Darkscapes collects 15 dark tales by the highly regarded French horror and fantasy author Anne-Sylvie Salzman, translated into mannered and highly effective English prose by William Charlton. Salzman’s subjects are sinister rather than brutal, and often push dark psychology into the territory of fantasy or surrealism: A doctor obsessed with a cyclops girl in a traveling freakshow; a prosthetic craftsman equally fixated on the beautiful recipient of the artificial eyes he makes; a feral young vagrant feeding off rats and dead bodies in a Paris park. And they are highly effective, albeit occasionally vague, and a really attractive addition to contemporary dark and fantastic literature from this pioneering independent press.

Salzman started her literary career as a translator of genre fiction after studies in philosophy, and for ten years was a contributor to France’s prestigious Magazine littéraire, particularly on English-language and Scandinavian literature. She is also one of the founding editors of the French horror and dark fiction magazine Le visage vert. She continues to work both as a translator and as an author.
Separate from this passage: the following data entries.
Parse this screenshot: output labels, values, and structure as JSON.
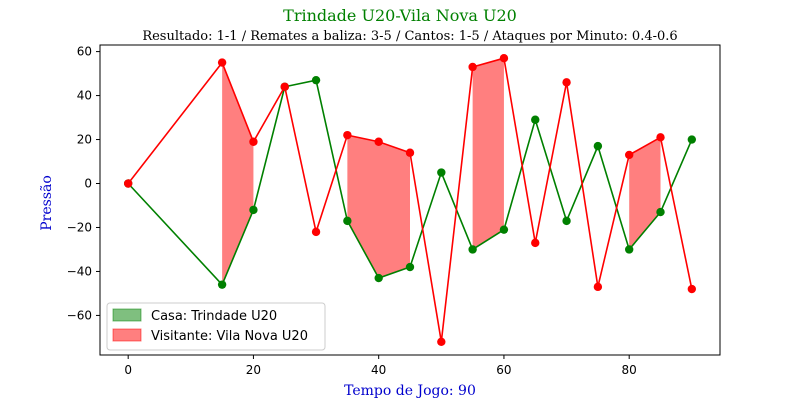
{
  "chart_data": {
    "type": "line",
    "title": "Trindade U20-Vila Nova U20",
    "subtitle": "Resultado: 1-1 / Remates a baliza: 3-5 / Cantos: 1-5 / Ataques por Minuto: 0.4-0.6",
    "xlabel": "Tempo de Jogo: 90",
    "ylabel": "Pressão",
    "xlim": [
      -4.5,
      94.5
    ],
    "ylim": [
      -78,
      63
    ],
    "x_ticks": [
      0,
      20,
      40,
      60,
      80
    ],
    "y_ticks": [
      -60,
      -40,
      -20,
      0,
      20,
      40,
      60
    ],
    "x": [
      0,
      15,
      20,
      25,
      30,
      35,
      40,
      45,
      50,
      55,
      60,
      65,
      70,
      75,
      80,
      85,
      90
    ],
    "grid": false,
    "legend_position": "lower-left",
    "series": [
      {
        "name": "Casa: Trindade U20",
        "line_color": "#008000",
        "fill_color": "#008000",
        "values": [
          0,
          -46,
          -12,
          44,
          47,
          -17,
          -43,
          -38,
          5,
          -30,
          -21,
          29,
          -17,
          17,
          -30,
          -13,
          20
        ]
      },
      {
        "name": "Visitante: Vila Nova U20",
        "line_color": "#ff0000",
        "fill_color": "#ff0000",
        "values": [
          0,
          55,
          19,
          44,
          -22,
          22,
          19,
          14,
          -72,
          53,
          57,
          -27,
          46,
          -47,
          13,
          21,
          -48
        ]
      }
    ],
    "colors": {
      "title": "#008000",
      "subtitle": "#000000",
      "axis_label": "#0000cd"
    }
  }
}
The stories are grouped into four separate related categories: Lost Girls, Crucifixions, The Story of Margaret, and Wildlife. As those suggest, she returns to some general themes throughout the collection, but there’s no sense of restricted range or recycling. Salzman’s openness to other literatures and genres may help explain her breadth and originality. English enthusiasts of Robert Aickman will be quite at home here. Readers can also enjoy a far wider selection of locales and societies than you’d ordinarily expect from a French author of “serious” fiction: Salzman sets more of her fiction in Scotland than many Scottish writers do, even treating the landscape and people with respect and understanding, and there are also stories set in Japan and the U.S. as well as Paris.

The translation fits the style of work very well: echoes of Aickman or even Thomas Ligotti abound. For this reason I’d hesitate to say that Salzman brings an entirely new voice or perspective into English-language horror: Rather, it’s a distorted, rich and resonant echo. Recommended, especially given Tartarus’s high production standards, DRM-free ebook policies, and bargain prices.